Still, the young mother now sees another reason to stay: in early 2018 she started working as a reporter for Radio Naf, a local community radio station. With support from DW Akademie, a team of Rohingya and Bangladeshi community reporters are producing the feature radio program "Palonger Hota" covering everyday stories in the camp and surrounding villages. Sharifa says it has given her a new outlook on life.
But a sense of hopelessness has spread throughout the camp: roughly one million people now live here under difficult conditions in cramp quarters. The Rohingya’s mass exodus began two years ago on August 25, 2017 and for many, the flight continues – either in their minds or in reality. Human smugglers know how to exploit this.

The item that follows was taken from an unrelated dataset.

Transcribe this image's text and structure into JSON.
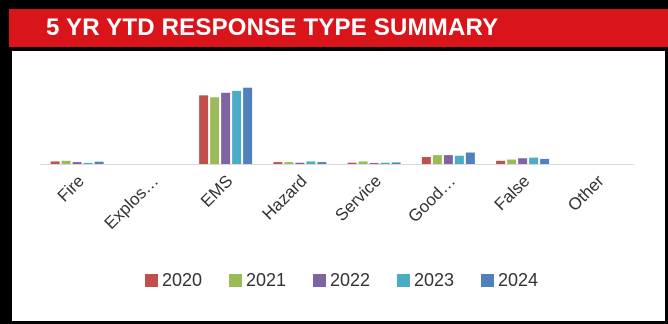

Looking for work or forced into prostitution
Vulnerable refugees are lured by smugglers’ lies or promises to get them to Malaysia, one of the countries they long to reach. While some do make it to India, Thailand, Indonesia or the Gulf states using forged documents, others often end up in forced labor. Young women and girls are often pressured to marry men outside of the camp to lighten the burden of their poverty-stricken Rohingya families. Others are forced into prostitution.
A major human trafficking crisis occurred in 2015 when thousands of boat refugees, mostly Rohingya, for weeks floated helplessly on the ocean before being taken in by Thailand, Malaysia and Indonesia. There were also reports of victims living in Thai jungle camps that were close to mass graves. The Bangladesh and Thai governments cracked down on the traffickers but their numbers are increasing again.

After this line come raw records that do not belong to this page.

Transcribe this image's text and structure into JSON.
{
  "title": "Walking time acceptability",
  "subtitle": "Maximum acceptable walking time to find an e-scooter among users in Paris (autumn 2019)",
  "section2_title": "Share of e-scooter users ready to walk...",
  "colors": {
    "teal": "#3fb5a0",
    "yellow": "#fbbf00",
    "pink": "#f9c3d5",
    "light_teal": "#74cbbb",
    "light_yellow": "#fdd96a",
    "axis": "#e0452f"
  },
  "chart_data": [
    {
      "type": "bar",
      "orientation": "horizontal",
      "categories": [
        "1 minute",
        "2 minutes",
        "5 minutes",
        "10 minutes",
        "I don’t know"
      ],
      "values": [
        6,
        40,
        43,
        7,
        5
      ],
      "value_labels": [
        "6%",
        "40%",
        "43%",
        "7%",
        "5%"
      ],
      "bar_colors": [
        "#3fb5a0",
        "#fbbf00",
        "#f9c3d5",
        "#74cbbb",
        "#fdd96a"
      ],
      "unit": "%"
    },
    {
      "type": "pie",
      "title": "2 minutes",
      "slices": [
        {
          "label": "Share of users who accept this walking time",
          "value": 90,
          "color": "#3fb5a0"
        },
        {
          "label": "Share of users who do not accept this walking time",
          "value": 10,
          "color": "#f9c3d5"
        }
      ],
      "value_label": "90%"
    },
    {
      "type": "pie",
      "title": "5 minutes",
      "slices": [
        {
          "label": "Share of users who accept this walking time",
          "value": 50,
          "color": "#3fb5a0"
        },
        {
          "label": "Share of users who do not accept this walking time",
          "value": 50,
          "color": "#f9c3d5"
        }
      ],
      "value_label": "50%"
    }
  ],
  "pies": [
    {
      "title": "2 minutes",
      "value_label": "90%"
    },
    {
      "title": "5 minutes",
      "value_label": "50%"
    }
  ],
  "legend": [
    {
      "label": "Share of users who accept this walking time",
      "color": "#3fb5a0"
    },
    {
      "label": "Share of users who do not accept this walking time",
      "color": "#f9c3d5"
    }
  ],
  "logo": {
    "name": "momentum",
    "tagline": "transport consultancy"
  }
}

According to media reports, Bangladesh authorities say they stopped 300 refugees from illegally leaving the country in the first half of 2019. That number, however, is likely to be much higher. Around 200,000 Rohingya are also estimated to have left the camp and gone into hiding elsewhere in Bangladesh.
At the first panel discussion, Rohingya representatives and aid organizations underline the dangers of fleeing the camp
Information instead of barbed wire
While Bangladeshi politicians are thinking of putting up barbed wire around the camp, or relocating the refugees to an island in the Bay of Bengal, Rohingya representatives and aid organizations are focusing on an information campaign underlining the dangers of fleeing the camp. Some of those risks include forced labor, prostitution, child marriage, organ trafficking or even torture if the smugglers suddenly demand more money. If people are aware of the risks for themselves and their families, the organizations say, they will think twice before fleeing again.
As a result, Sharifa and the "Palonger Hota" team helped organize and record a camp panel discussion on human smuggling and illegal migration. The discussion looked at various risks as well as the fact that families who are left behind are often unaware of their relatives' fates. The discussion, later broadcasted on Radio Naf, was held in cooperation with UNHCR, IOM and other aid agencies. This new radio format - panel discussions at the camp - will continue until the end of the year and feature additional topics.
"Radio has changed my life"
Sharifa is glad that she and her family are relatively safe in the camp. Even though the living conditions are difficult, she says she has found meaningful work as a radio reporter and that it has changed her life. "I used to be quiet and shy but I’m not anymore," she explains. "In Myanmar, Rohingya women only work at home, but it’s different here. I had to learn how to approach strangers, ask them questions and how to speak for myself," she says. Her mother is proud that Sharifa, even though like many Rohingya women she can hardly read or write, can now transfer interview recordings to a laptop and edit them.
Despite her newfound independence, Sharifa hopes to see her husband again. "Inshallah," she says. God willing.
DW Akademie’s and Radio Naf’s joint project was launched in early 2018 with initial funding from Germany’s Federal Ministry for Economic Cooperation and Development (BMZ). Germany’s Federal Foreign Office has been funding the project since May 2018.